Although researchers were not able to contact and interview all 20 pharmacies in phase 2, researchers believed saturation was reached after conducting the 2020 interviews because the 2020 responses repeated the majority of the comments recorded in 2017, and because all five of the 2020 interviews yielded similar results. One pharmacy in 2020 had no current immunizing pharmacy technician, which was a recent change that had occurred less than one month prior to the interview (
Table 3). As pharmacy technician immunization administration becomes more widespread, conducting similar research on pharmacy workflow with a larger and more diverse key informant group could lead to different results.

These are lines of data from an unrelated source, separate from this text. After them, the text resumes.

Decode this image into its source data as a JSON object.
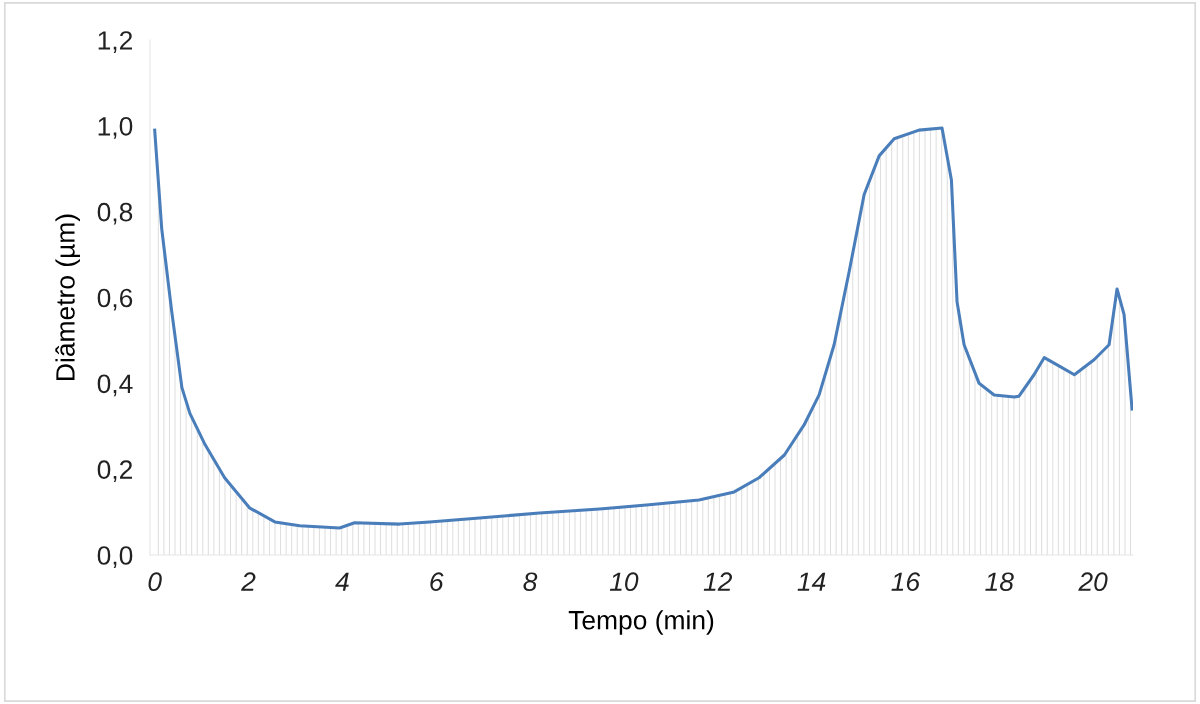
{
  "chart_data": {
    "type": "area",
    "xlabel": "Tempo (min)",
    "ylabel": "Diâmetro (µm)",
    "xlim": [
      -0.1,
      20.85
    ],
    "ylim": [
      0,
      1.2
    ],
    "xticks": [
      0,
      2,
      4,
      6,
      8,
      10,
      12,
      14,
      16,
      18,
      20
    ],
    "yticks": [
      {
        "value": 0,
        "label": "0,0"
      },
      {
        "value": 0.2,
        "label": "0,2"
      },
      {
        "value": 0.4,
        "label": "0,4"
      },
      {
        "value": 0.6,
        "label": "0,6"
      },
      {
        "value": 0.8,
        "label": "0,8"
      },
      {
        "value": 1.0,
        "label": "1,0"
      },
      {
        "value": 1.2,
        "label": "1,2"
      }
    ],
    "grid": false,
    "legend": false,
    "marker": "none",
    "line_style": "solid",
    "x": [
      0,
      0.15,
      0.36,
      0.58,
      0.75,
      1.06,
      1.49,
      2.02,
      2.56,
      3.09,
      3.94,
      4.26,
      5.22,
      5.86,
      6.92,
      8.2,
      9.48,
      10.54,
      11.6,
      12.35,
      12.88,
      13.42,
      13.84,
      14.16,
      14.48,
      14.8,
      15.12,
      15.44,
      15.76,
      16.29,
      16.78,
      16.98,
      17.1,
      17.25,
      17.57,
      17.89,
      18.32,
      18.42,
      18.74,
      18.96,
      19.28,
      19.6,
      20.02,
      20.34,
      20.51,
      20.66,
      20.83
    ],
    "series": [
      {
        "color": "#4a7ebb",
        "values": [
          0.99,
          0.76,
          0.57,
          0.39,
          0.33,
          0.26,
          0.18,
          0.11,
          0.077,
          0.068,
          0.063,
          0.075,
          0.072,
          0.077,
          0.086,
          0.098,
          0.107,
          0.117,
          0.128,
          0.147,
          0.18,
          0.233,
          0.303,
          0.373,
          0.49,
          0.66,
          0.84,
          0.93,
          0.97,
          0.99,
          0.995,
          0.874,
          0.59,
          0.49,
          0.4,
          0.373,
          0.368,
          0.37,
          0.42,
          0.46,
          0.44,
          0.42,
          0.455,
          0.49,
          0.62,
          0.56,
          0.34
        ]
      }
    ]
  }
}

This project was conducted in one state and within one pharmacy chain. Information about individual pharmacy prescription volumes, number of patients, and number of employees was not available to the research team, but could provide valuable insight into how immunizing technicians are utilized in workflow in stores with varying degrees of staff support and time available to engage with each patient. This pharmacy chain was a very early adopter of this new advanced technician role and chain leadership was very supportive. Results of similar work in a chain where pharmacists or pharmacy leadership are less supportive of immunizing technicians would likely lead to different results. Results may also differ with pharmacists that are not comfortable with immunizing patients. All the pharmacists interviewed in this study already administered immunizations before immunizing technicians were added into the workflow. Additionally, because of the way the research was conducted, the pharmacists interviewed in 2017 were not necessarily the same pharmacists who were interviewed in 2020. Conducting a similar project longitudinally with the same subset of pharmacists may provide a more detailed picture of the impact on workflow.
There is still much research to be done on this topic. Although pharmacists’ perceive an increase in the number of immunizations administered [
18] when immunizing technicians are integrated into pharmacy workflow, actual immunization data comparing stores with immunizing technicians to similar stores without immunizing technicians would strengthen these results. Similarly, pharmacists perceive that workflow is improved and pharmacist time is saved by utilizing technicians to administer immunizations, but conducting a study similar to that of Fleagle and colleagues in 2019 where workflow hours were analyzed would lead to definitive results about the amount of time saved for pharmacists. Additionally, the training available for pharmacy technicians to learn to administer immunizations is being expanded from a small program at Washington State University [
23] to a program offered on a national level through the American Pharmacists Association [
16]. Since one of the challenges identified by the study pharmacists was lack of availability of the training program because they had willing technicians who were not able to attend to date, the implications of broader access to the program have not yet been realized. This training expansion will lead to a multitude of additional research opportunities as technicians in more geographic regions of the country with varying needs for additional immunizers begin undertaking this role.